25 However, Bergsma and Tayal (Citation2019) provide evidence on short interest-related mispricing—overpricing (underpricing) in high (low) short-interest stocks. They find that the lottery stocks with a greater proportion of unsophisticated retail traders have a higher arbitrage risk. The high risk results in costly arbitrage, so overvalued (undervalued) stocks exhibit more negative (positive) alphas.

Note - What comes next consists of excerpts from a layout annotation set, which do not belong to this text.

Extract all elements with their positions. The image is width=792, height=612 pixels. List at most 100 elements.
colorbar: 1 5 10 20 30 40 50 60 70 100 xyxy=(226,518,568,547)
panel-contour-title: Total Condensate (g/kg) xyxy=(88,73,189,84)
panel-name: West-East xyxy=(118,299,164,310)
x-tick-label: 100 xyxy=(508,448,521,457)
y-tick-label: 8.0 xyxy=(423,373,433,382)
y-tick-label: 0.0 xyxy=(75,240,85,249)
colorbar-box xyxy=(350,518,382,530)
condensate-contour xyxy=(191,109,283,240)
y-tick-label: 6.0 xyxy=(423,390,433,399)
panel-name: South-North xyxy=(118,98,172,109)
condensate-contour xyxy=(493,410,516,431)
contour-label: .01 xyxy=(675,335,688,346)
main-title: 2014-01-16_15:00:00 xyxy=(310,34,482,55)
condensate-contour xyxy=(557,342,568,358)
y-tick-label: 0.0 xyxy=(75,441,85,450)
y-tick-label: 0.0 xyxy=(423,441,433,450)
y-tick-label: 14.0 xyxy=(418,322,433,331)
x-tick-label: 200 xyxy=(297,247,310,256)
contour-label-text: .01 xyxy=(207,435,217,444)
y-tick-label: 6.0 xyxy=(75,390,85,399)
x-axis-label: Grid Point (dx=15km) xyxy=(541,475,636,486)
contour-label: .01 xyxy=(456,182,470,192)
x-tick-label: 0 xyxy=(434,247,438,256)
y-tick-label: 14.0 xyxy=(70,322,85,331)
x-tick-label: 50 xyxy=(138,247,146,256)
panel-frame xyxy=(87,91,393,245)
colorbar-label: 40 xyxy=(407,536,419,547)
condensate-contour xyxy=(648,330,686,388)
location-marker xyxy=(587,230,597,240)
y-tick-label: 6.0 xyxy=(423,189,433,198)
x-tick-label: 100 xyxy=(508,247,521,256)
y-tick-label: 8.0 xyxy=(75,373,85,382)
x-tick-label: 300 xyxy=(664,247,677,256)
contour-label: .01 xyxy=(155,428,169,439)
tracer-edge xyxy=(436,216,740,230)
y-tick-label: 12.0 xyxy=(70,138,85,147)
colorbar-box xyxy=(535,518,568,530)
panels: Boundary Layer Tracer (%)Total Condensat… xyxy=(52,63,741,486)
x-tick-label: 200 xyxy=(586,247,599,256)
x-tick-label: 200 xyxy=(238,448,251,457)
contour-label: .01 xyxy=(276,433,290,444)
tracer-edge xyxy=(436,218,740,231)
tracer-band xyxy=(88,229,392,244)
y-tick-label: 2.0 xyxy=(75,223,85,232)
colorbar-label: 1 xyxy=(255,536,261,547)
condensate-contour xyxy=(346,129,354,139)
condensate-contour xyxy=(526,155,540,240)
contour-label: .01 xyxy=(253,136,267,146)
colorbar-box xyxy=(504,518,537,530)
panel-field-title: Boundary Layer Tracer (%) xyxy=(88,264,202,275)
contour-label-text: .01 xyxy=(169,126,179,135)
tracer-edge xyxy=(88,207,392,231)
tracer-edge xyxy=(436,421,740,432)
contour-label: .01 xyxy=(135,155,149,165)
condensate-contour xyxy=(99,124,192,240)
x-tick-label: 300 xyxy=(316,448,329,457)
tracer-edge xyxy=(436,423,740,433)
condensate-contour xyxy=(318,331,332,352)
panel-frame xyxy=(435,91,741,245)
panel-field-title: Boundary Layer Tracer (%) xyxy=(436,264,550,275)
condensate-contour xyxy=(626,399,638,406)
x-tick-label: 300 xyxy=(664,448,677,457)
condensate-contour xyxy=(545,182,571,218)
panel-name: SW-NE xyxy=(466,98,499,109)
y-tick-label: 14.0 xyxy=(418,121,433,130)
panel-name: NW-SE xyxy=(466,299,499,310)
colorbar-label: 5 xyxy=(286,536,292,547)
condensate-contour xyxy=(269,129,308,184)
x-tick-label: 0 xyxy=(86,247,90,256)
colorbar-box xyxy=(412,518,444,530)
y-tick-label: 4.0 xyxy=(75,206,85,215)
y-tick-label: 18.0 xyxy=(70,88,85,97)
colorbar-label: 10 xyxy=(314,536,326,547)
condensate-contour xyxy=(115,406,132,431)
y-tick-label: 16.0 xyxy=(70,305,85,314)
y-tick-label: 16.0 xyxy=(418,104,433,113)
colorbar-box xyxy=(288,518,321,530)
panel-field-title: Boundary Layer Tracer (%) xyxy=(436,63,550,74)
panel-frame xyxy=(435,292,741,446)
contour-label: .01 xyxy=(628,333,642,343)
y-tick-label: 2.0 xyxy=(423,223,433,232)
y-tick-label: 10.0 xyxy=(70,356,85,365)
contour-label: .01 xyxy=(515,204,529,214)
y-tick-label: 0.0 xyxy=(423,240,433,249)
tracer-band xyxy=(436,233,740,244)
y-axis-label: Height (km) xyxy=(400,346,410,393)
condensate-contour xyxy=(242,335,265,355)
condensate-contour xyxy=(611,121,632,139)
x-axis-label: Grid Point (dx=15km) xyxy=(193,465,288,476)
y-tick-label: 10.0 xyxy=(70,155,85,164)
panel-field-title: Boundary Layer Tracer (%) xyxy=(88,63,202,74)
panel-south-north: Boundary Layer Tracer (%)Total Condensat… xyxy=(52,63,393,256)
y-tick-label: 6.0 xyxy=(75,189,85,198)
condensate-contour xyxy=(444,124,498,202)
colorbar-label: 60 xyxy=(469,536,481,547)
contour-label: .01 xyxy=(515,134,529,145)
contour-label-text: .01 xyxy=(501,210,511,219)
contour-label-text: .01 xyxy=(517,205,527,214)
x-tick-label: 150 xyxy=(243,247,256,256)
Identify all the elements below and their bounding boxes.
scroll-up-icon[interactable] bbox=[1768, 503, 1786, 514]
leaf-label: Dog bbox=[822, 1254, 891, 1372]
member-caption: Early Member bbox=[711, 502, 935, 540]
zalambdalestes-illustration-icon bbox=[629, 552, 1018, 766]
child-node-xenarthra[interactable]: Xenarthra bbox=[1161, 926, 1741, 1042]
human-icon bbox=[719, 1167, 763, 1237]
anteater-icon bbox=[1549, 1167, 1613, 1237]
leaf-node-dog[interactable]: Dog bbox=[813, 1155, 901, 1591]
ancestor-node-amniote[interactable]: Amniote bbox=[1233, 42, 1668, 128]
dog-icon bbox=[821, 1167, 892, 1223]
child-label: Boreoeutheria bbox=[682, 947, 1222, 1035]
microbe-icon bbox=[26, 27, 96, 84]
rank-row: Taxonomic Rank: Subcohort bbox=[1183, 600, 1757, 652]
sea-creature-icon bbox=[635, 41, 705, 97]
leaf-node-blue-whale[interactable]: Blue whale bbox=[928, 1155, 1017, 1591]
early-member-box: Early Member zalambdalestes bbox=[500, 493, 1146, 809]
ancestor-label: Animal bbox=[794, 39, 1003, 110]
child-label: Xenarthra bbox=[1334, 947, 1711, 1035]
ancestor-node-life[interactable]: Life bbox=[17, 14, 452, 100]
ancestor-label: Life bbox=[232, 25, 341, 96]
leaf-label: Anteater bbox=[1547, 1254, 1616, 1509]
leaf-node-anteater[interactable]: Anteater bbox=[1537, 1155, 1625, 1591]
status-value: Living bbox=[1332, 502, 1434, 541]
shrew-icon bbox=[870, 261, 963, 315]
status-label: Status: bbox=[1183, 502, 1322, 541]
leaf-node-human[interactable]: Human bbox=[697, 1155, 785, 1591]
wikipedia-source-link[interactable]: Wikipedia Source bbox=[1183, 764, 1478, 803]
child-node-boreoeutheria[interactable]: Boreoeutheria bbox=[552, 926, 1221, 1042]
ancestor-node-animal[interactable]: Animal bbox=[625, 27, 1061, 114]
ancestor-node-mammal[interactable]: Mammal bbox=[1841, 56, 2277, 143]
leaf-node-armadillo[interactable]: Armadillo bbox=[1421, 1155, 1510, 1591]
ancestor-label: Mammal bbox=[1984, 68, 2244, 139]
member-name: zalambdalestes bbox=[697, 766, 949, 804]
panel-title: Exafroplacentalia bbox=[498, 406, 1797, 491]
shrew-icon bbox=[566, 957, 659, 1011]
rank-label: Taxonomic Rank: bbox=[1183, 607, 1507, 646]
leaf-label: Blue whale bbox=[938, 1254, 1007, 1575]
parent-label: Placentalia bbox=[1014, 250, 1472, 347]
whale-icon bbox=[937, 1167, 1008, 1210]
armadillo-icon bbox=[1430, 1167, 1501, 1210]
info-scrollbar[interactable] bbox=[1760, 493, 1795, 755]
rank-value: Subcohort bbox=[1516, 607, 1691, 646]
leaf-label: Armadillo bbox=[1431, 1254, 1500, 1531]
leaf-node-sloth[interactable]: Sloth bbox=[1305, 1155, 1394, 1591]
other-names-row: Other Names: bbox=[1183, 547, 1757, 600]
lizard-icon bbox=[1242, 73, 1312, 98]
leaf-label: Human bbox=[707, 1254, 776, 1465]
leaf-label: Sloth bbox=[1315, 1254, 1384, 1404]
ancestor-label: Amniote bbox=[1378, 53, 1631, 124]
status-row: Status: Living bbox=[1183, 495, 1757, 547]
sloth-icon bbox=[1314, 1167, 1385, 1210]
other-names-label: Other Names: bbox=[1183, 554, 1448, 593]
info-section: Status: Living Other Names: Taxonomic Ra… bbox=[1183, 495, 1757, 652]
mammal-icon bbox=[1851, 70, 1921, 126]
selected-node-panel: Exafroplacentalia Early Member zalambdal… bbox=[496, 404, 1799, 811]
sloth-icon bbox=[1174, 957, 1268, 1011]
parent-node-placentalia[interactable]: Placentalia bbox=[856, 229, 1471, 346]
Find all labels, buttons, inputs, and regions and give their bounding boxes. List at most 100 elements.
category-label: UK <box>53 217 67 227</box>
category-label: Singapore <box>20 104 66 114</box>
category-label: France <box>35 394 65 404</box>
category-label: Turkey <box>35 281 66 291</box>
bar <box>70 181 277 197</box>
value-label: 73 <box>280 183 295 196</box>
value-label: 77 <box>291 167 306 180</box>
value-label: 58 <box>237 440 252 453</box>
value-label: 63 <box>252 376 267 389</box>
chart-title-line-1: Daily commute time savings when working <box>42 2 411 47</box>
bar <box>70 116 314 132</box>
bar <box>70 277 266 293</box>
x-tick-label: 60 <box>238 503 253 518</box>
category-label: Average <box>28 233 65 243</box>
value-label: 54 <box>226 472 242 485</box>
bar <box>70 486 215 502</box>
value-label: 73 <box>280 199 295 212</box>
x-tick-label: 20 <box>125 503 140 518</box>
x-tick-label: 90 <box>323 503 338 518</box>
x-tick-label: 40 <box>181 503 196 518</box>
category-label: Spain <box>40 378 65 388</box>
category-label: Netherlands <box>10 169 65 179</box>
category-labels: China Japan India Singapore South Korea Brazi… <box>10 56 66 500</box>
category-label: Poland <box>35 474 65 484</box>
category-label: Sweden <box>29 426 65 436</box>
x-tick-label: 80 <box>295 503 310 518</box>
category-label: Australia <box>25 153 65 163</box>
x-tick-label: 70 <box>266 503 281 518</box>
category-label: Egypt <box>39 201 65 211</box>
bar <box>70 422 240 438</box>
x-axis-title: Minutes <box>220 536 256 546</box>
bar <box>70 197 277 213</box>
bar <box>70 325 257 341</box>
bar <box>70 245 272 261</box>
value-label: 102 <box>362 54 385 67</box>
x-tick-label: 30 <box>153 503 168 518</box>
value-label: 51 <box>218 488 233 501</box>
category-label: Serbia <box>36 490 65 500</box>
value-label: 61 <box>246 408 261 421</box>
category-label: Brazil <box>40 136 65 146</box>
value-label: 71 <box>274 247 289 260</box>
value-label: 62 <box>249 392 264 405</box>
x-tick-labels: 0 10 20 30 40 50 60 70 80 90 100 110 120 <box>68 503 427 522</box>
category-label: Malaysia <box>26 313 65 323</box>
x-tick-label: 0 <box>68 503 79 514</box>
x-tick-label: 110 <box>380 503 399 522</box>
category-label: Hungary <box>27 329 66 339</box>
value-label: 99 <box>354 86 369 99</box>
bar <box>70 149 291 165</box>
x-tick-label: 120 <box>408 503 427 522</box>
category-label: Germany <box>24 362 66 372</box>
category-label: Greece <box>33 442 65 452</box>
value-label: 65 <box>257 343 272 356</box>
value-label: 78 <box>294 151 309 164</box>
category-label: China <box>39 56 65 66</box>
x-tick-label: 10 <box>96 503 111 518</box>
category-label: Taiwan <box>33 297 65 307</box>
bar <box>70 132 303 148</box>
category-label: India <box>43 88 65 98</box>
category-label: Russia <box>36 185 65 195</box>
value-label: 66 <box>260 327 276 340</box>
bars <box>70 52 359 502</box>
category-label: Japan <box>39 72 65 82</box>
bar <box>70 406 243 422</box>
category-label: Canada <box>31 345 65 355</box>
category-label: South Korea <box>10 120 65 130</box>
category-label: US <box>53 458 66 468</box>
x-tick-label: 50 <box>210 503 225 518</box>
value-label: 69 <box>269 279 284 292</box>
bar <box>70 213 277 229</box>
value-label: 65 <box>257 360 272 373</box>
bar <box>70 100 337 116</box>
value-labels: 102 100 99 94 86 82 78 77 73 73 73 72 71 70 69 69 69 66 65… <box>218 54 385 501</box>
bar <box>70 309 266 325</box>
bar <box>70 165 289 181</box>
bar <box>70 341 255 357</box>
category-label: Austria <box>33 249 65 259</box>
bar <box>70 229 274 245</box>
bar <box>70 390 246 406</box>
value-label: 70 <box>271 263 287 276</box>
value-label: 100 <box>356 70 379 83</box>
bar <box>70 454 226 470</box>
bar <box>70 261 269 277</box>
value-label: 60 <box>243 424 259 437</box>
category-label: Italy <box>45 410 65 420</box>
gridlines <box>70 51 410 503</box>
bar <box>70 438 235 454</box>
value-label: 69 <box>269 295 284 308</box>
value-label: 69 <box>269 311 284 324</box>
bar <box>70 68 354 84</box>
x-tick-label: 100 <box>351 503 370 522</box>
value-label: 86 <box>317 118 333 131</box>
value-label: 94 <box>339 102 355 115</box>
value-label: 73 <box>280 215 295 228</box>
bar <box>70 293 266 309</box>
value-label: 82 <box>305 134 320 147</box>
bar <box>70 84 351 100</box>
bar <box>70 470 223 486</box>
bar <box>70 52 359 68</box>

26 However, Kolasinksi et al. (Citation2013) report that, during the 2008 short-selling ban period in the US, short-selling activity became more informative. Beber and Pagano (Citation2013,, pp. 347–348) nevertheless reconciled this contradictory evidence by noting the following, ‘in the presence of a partial short-selling ban, banned stocks may feature slower price discovery … yet their price may become more sensitive to the short sales that investors are allowed to carry out on other stocks—especially if the ban is accompanied by increased disclosure of short sales, as indeed was the case in the United States during the crisis.’

27 Clinch et al. (Citation2019) find that the inconsistent results are attributable to the inclusion of prior forecasting behavior as a control variable (p. 13), a variable that Li and Zhang (Citation2015) do not include.

28 It is possible to submit exchange orders for immediate execution even if the execution prices fall outside the prevailing National Best Bid and Offer (NBBO). In contrast, dark pools are necessary to match orders at prices within the NBBO. Although this matching can reduce the bid–ask spread costs, if no match is available within the NBBO, then no trade takes place (Reed et al., Citation2019).